16 August 2015

The Story Of How I Did Not Lose My Arms

In the spirit of a kinder, gentler, happier time (back when this blog had a name very obviously thought up by a fourteen-year-old), I shall now relate a probably-mundane story from my day.

Friday we were hanging trusses (that's 'roof parts' for you big-city pencil pushers). So I'm on the absolute top of a rickety scaffolding (on wheels -- blocked wheels, but wheels nonetheless) some two, two and a half storeys high. Below this rig is six inches of concrete. My dad is on the top of the wall to my right, and my uncle is on the wall to my left. On the ground in front of me is the telehandler ('crane,' pencil pushers). Attached to one of the forks of the telehandler is a chain -- wrapped around the carriage and hooked back on itself so the other end dangles free.
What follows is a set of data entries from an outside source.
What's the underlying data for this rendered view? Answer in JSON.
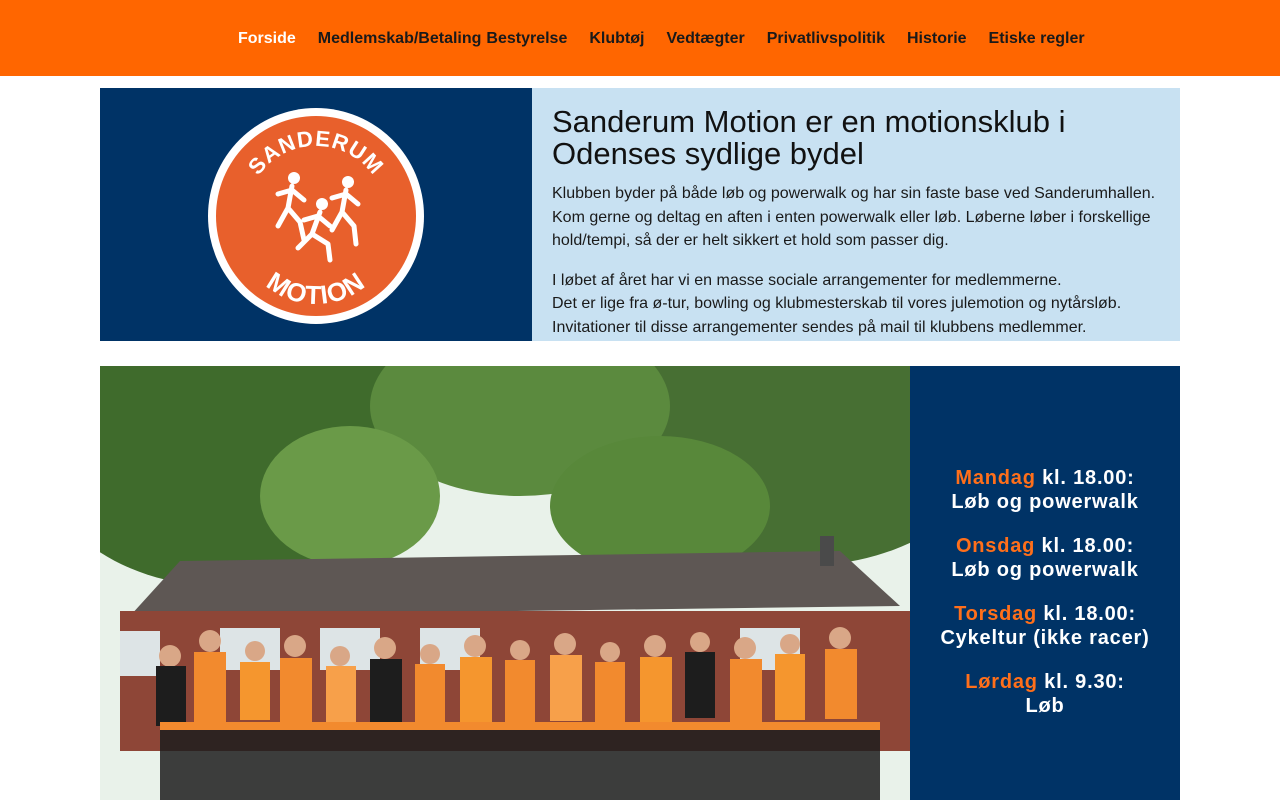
{
  "nav": {
    "items": [
      {
        "label": "Forside",
        "active": true
      },
      {
        "label": "Medlemskab/Betaling",
        "active": false
      },
      {
        "label": "Bestyrelse",
        "active": false
      },
      {
        "label": "Klubtøj",
        "active": false
      },
      {
        "label": "Vedtægter",
        "active": false
      },
      {
        "label": "Privatlivspolitik",
        "active": false
      },
      {
        "label": "Historie",
        "active": false
      },
      {
        "label": "Etiske regler",
        "active": false
      }
    ]
  },
  "logo": {
    "top_text": "SANDERUM",
    "bottom_text": "MOTION",
    "icon": "running-people-icon"
  },
  "intro": {
    "title_line1": "Sanderum Motion er en motionsklub i",
    "title_line2": "Odenses sydlige bydel",
    "p1_line1": "Klubben byder på både løb og powerwalk og har sin faste base ved Sanderumhallen.",
    "p1_line2": "Kom gerne og deltag en aften i enten powerwalk eller løb. Løberne løber i forskellige",
    "p1_line3": "hold/tempi, så der er helt sikkert et hold som passer dig.",
    "p2_line1": "I løbet af året har vi en masse sociale arrangementer for medlemmerne.",
    "p2_line2": "Det er lige fra ø-tur, bowling og klubmesterskab til vores julemotion og nytårsløb.",
    "p2_line3": "Invitationer til disse arrangementer sendes på mail til klubbens medlemmer."
  },
  "schedule": [
    {
      "day": "Mandag",
      "time": " kl. 18.00:",
      "activity": "Løb og powerwalk"
    },
    {
      "day": "Onsdag",
      "time": " kl. 18.00:",
      "activity": "Løb og powerwalk"
    },
    {
      "day": "Torsdag",
      "time": " kl. 18.00:",
      "activity": "Cykeltur (ikke racer)"
    },
    {
      "day": "Lørdag",
      "time": " kl. 9.30:",
      "activity": "Løb"
    }
  ],
  "colors": {
    "nav_bg": "#ff6600",
    "navy": "#003366",
    "light_blue": "#c8e1f2",
    "logo_orange": "#e8602c",
    "day_orange": "#ff6f1a"
  }
}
The process is as follows: a truss is carried over the ground to the telehandler and positioned so that the centre, the peak, is under the chain. The free end of the chain is looped around the centre post and hooked back on itself so the telehandler can raise it up to us.
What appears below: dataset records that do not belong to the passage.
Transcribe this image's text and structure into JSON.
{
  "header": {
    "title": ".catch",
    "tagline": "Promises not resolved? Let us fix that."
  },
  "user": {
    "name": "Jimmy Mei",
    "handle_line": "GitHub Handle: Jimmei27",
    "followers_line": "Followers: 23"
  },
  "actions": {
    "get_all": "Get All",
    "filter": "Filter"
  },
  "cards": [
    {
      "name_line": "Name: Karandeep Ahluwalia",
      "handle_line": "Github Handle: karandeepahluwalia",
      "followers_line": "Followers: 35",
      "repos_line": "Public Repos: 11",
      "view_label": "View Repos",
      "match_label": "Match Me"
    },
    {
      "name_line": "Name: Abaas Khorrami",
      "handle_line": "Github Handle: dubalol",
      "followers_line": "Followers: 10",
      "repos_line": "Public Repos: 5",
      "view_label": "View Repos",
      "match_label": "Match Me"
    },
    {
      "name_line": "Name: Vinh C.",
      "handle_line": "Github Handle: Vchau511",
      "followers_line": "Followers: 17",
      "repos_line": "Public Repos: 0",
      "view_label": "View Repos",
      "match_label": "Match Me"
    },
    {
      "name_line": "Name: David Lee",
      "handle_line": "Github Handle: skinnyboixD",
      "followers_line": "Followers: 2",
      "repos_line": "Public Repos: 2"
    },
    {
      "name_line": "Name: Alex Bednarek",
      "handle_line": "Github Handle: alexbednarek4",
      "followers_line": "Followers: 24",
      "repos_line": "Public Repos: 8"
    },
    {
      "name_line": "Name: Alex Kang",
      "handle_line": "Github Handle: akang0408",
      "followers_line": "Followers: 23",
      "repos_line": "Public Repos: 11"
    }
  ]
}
These trusses are forty feet wide, and since they're made of 2x6s, they're kind of floppy. Hence three of us up at roof height -- to control the thing. Because I'm in the centre, I'm responsible for the tallest and heaviest point of the truss (a really smart place to put the 5'3" 150-pound college kid -- the centre of the truss is twice my height). The chain and I are the only things holding it upright until my dad and my uncle get some nails in (and even the chain has to be a bit slack so my dad and my uncle can make sure it's seated properly).

We developed a pretty good rhythm over the first ten trusses. So on the last one, the eleventh one, the telehandler brought the truss up to us, my dad got his end set in place but not yet nailed down, I grabbed one of the 2x6 'webs' near the centre to steady it, my uncle stretched out to grab his end. Something happened -- I'm not sure what, but my dad said later that the telehandler dropped the truss on the walls a bit abruptly, enough to bump it -- but I saw the chain on the top post of the truss come undone. The hook just jumped right off the chain. I saw blue sky where the grey chain link should have been.
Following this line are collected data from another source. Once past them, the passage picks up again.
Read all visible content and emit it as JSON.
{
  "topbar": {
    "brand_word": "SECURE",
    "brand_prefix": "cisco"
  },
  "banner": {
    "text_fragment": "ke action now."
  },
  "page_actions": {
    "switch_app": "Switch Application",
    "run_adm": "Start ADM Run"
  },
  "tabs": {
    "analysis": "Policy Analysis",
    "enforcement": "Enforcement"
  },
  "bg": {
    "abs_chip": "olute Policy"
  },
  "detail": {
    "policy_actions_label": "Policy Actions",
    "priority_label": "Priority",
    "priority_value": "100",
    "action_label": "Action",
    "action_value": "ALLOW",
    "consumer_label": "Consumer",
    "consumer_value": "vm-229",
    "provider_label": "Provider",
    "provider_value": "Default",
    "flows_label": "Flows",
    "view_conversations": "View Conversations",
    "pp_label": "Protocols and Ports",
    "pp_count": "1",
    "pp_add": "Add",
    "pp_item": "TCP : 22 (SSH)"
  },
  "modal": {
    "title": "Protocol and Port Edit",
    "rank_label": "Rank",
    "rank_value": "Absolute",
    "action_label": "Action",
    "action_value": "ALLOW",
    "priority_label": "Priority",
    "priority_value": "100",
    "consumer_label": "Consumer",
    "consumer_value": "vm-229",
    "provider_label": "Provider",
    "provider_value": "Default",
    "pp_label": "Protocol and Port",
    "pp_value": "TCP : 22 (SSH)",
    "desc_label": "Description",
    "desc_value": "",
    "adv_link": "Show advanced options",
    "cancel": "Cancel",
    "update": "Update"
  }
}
Suddenly I'm the only thing preventing a 250-pound truss from falling several storeys to crush the telehandler and the operator as well as destroying the truss itself -- oh, and we're already two and a half weeks behind on this job. Every muscle begins to tighten, begins to brace for that terrifying few seconds when the truss will be pulling against me, trying to fall, before my dad or my uncle will be able to wrench it back -- if they even can, being twenty feet away from the balance point.

All this flew through my head in a split second as I watched the hook drop back into place on the same link of the chain that it had just left.

Those muscles that had begun to tense had not yet finished tightening as commanded. It all happened that fast.

The telehandler operator's response when we told him what happened? "Oh yeah, I totally planned that."